Bayside MLK Students take the helm!
In 2019 we came up with a community service program – “Sounds of the Bay Citizen Science” project, wherein we take Bay Area youth out on research-equipped vessels and introduce the kids to deeper ways of exploring the Bay.
We typically have four “stations.” We use a manta-net to trawl for plankton, which we observe through a video microscope. We drop benthic scoops to sample mud – which we paw through, introducing the students to marine benthic invertebrates. At our water quality station we pull up sea water, testing for pH and salinity, and deploy a Secci disk to evaluate water turbidity.
And of course we drop a hydrophone into the Bay, listening (and seeing on a running spectrogram) the sounds in the water, discussing if there are any correlations between the various site-specific quality and quantitative observations.
And then there are the plethora of seabirds and marine mammals on and in the water, which we point out and discuss.

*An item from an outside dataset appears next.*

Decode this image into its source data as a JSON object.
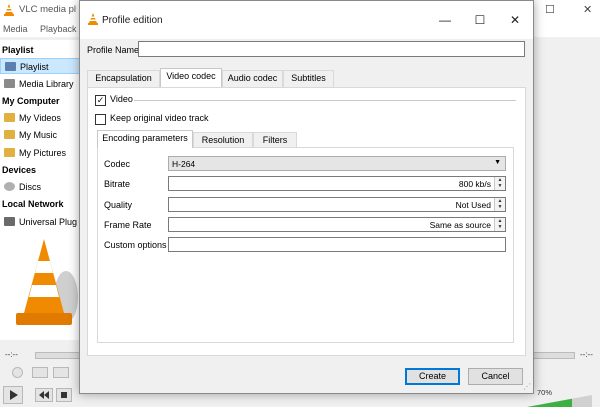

Our first adventure was with about thirty 4th and 5th grade kids from Marin City “Bayside – MLK Elementary School.” We didn’t get a lot of Science done in our three-hour cruise, but watching all of the transformations that happened to these youngsters in that short window of time was mind-boggling.

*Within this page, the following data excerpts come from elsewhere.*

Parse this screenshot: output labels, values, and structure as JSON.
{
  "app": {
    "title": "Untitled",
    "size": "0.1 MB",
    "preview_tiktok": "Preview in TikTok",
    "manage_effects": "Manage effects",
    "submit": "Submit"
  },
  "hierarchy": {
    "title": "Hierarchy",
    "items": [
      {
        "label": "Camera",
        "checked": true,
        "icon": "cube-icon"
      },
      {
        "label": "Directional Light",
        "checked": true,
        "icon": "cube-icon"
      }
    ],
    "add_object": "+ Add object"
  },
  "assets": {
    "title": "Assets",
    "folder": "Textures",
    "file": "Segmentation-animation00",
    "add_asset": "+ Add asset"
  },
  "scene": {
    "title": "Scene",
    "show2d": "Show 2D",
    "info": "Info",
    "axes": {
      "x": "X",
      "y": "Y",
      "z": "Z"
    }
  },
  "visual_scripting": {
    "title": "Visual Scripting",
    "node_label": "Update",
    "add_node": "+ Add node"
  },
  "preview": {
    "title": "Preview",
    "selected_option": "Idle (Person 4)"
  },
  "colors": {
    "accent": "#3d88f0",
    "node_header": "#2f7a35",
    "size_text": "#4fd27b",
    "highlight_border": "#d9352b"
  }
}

Marin City is predominantly “Section 8” housing, so most of these kids have never been out on a boat before. The boat – the Freida B – is a beautiful wood-hulled, gaff-rigged schooner, so once the sails went up, the deck was anything but level. For the kids, the first 30 minutes were “pure adrenaline.”
But skipper Paul Dines got the kids behind the wheel, and soon enough they were excited, but comfortable with the vessel.
We cruised to four different locations for our samples – three inside the Bay, and then under the Golden Gate Bridge into ocean waters. (Cruising under this majestic bridge gives ME goosebumps.)
I had a couple of young ladies from Mexico who demonstrated good engineering skills in handling the hydrophone – carefully deploying and retrieving the equipment, and using thoughtful knots in securing the cable to the railing. They quickly became my deck engineers, helping me set up our sound samples between their other station visits.
As we headed back to the docks, all of the kids just crashed on the deck into the “land of nod.” This awakened a hidden care-taking predilection in Daniela, OCR’s VP of Communications, who retrieved blankets from below the decks and covered the children for the voyage home – and to our Sausalito park picnic (courtesy of local market, The Good Earth).
We have done a few other cruises since then with high-school students, sponsored in part by the Marin County Board of Supervisors
And with your support, we plan on doing many more!